Per quanto riguarda il secondo motivo del ricorso per Cassazione e cioè la, “mancata liquidazione delle perdite patrimoniali conseguenti al decesso del giovane medico, che aveva aperto, con successo un ambulatorio dentistico”, la Corte di appello “pur avendo constatato la omessa pronuncia del primo giudice, ha poi seguitato nella omissione, rilevando che «alla stregua delle emergenze di causa non è possibile formulare alcuna previsione» in ordine al vincolo di solidarietà tra il giovane medico celibe e la sua famiglia”.
La Cassazione fa rilevare come, “proprio per il rilievo costituzionale della integrità e della solidarietà di una famiglia fondata sul matrimonio e sulla comunione degli affetti e del reciproco sostegno, la valutazione equitativa e presuntiva, si pone in relazione alle circostanze note e non contestate e essendo riferita ad un danno futuro, di natura patrimoniale, permanente, determina quella equità circostanziata di cui parla il legislatore nell'art. 2057 che bene si integra con lo art. 2056 del codice civile, con riferimento alla considerazione delle condizioni delle parti lese e della natura del danno (la privazione di una solidarietà economica)”.
Individua l'errore del giudice del merito “nella sua inettitudine di valutazione, pur in presenza di una lesione gravissima del bene della integrità familiare, come se l'equità non debba operare, in una visione cupa ed egoistica di una società disgregata, che la centralità della persona umana non prevede, nell'attuale assetto della Costituzione e del suo essere la legge fondamentale fondante il diritto vivente. (Cfr. Corte Cost. 28 luglio 1983 n. 252 e Corte Cost. 8 giugno 1987 n. 215)”.
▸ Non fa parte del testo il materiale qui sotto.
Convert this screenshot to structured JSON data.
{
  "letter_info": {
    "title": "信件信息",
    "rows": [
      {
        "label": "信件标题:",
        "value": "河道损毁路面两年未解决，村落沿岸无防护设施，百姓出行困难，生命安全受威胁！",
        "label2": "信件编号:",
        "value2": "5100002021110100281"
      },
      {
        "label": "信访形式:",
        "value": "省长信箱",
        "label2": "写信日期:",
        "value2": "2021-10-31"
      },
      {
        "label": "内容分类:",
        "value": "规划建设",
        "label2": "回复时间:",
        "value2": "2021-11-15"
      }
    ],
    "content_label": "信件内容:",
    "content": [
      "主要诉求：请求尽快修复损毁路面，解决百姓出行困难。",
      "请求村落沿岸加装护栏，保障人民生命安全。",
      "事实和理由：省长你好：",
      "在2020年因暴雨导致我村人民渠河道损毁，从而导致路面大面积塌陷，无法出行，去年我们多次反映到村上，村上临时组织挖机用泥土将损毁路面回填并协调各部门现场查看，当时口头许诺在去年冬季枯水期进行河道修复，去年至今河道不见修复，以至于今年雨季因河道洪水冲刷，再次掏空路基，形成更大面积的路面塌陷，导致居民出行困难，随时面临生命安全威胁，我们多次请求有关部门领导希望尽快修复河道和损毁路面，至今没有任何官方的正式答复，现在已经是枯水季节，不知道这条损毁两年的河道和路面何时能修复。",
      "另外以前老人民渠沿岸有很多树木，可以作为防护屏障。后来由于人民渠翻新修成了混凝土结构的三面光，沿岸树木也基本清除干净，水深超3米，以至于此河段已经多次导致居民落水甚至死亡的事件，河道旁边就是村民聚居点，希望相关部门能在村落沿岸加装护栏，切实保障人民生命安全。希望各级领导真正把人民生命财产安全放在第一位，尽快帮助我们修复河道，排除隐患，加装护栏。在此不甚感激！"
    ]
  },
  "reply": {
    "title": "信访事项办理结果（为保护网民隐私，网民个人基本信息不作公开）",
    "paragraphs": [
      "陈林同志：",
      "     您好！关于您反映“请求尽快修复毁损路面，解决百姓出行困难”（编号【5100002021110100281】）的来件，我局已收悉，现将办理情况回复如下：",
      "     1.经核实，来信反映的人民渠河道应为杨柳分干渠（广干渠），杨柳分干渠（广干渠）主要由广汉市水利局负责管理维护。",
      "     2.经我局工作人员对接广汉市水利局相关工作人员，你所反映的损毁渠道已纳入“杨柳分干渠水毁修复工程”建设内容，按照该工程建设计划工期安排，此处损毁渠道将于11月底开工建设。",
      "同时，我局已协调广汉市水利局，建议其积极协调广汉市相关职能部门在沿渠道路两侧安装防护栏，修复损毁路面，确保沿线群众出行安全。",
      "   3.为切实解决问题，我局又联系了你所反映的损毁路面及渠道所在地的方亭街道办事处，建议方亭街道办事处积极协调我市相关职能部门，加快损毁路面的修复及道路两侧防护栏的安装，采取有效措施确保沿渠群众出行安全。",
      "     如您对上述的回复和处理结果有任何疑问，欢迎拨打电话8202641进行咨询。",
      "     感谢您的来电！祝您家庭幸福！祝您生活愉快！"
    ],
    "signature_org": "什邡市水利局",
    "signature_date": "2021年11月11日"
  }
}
In conclusione la Corte ha stabilito che “il giudice del riesame dovrà dunque procedere, essendo incontroverso l'an debeatur, ad una valutazione equitativa in via presuntiva ed a carattere satisfattivo, tenendo conto della stretta relazione tra la natura del danno e le condizioni dei parenti della vittima, nel contesto dei valori costituzionali che ancor oggi sorreggono la solidarietà e la compattezza dei vincoli familiari”.